Nearly half of all Americans know what bitcoin is but most don't trust the virtual currency, according to a new survey.
Just 13 percent of all respondents to a Harris Interactive poll said they prefer bitcoin over gold. Bitcoin has been embroiled in a series of controversies over the past few months, including inappropriate use and the shuttering of its highest-profile exchange.
Those negative headlines have taken their toll: The survey, conducted on behalf of financial innovation platform Yodlee, found that the more people know about bitcoin the less they trust it. People in the more tech-savvy regions in the West were better acquainted with bitcoin than those in other regions, but only 7 percent said they would invest in it over gold.
Men also were more likely to be tuned in to the subject than women, and richer demographics were more in tune with what was happening. On the male side, 63 percent said they were acquainted with bitcoin. For females, it was just 35 percent.
The cryptocurrency's biggest fan base: Men in the 18-to-34 age group, 22 percent of whom said they would choose bitcoin over gold. Older Americans trusted bitcoin far less than younger, with only 8 percent in the 65-and-older group saying they would invest in it over gold.

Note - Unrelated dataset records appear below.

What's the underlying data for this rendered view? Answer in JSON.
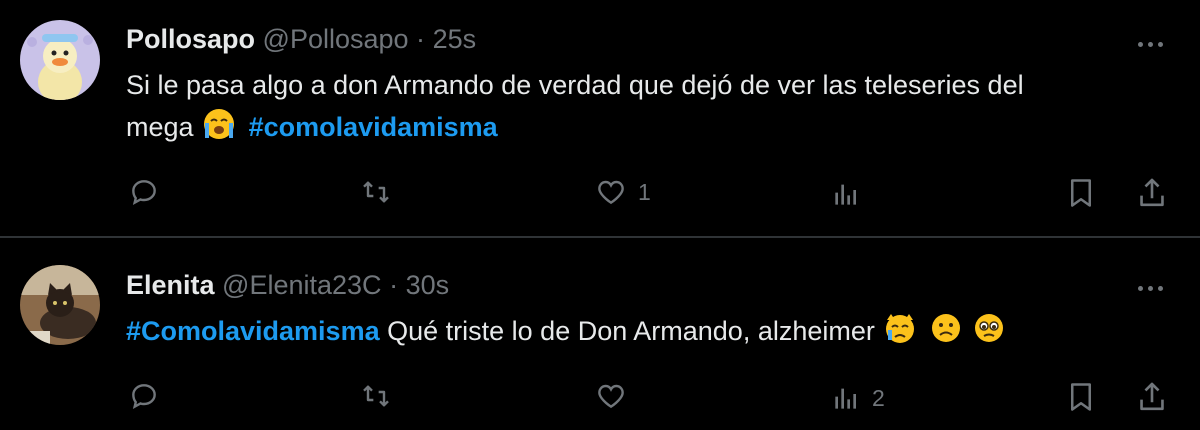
{
  "tweets": [
    {
      "display_name": "Pollosapo",
      "handle": "@Pollosapo",
      "separator": "·",
      "time": "25s",
      "text_line1": "Si le pasa algo a don Armando de verdad que dejó de ver las teleseries del",
      "text_line2": "mega",
      "hashtag": "#comolavidamisma",
      "like_count": "1",
      "views_count": ""
    },
    {
      "display_name": "Elenita",
      "handle": "@Elenita23C",
      "separator": "·",
      "time": "30s",
      "hashtag": "#Comolavidamisma",
      "text": "Qué triste lo de Don Armando, alzheimer",
      "like_count": "",
      "views_count": "2"
    }
  ],
  "icons": [
    "more-icon",
    "reply-icon",
    "retweet-icon",
    "like-icon",
    "views-icon",
    "bookmark-icon",
    "share-icon"
  ],
  "colors": {
    "background": "#000000",
    "text": "#e7e9ea",
    "muted": "#71767b",
    "link": "#1d9bf0",
    "divider": "#2f3336"
  }
}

"Bitcoin has addressed some major opportunities in the financial system, but the vulnerability of some bitcoin exchanges, along with the currency's overall volatility, are still serious issues," Tim O'Brien, Yodlee's senior vice president of operations and information security, said in a statement. "Bitcoin will be hard for consumers to understand and trust on a large scale until secure, user-friendly tools and services emerge to make it as convenient and safe as possible to use."
Bitcoins are "mined" by computer users who solve complicated math puzzles. Users get an identification number for their bitcoins, which are stored in online wallets and can be used as a system of payments at dozens of retail outlets.
In Tuesday morning trade, one bitcoin fetched about $579.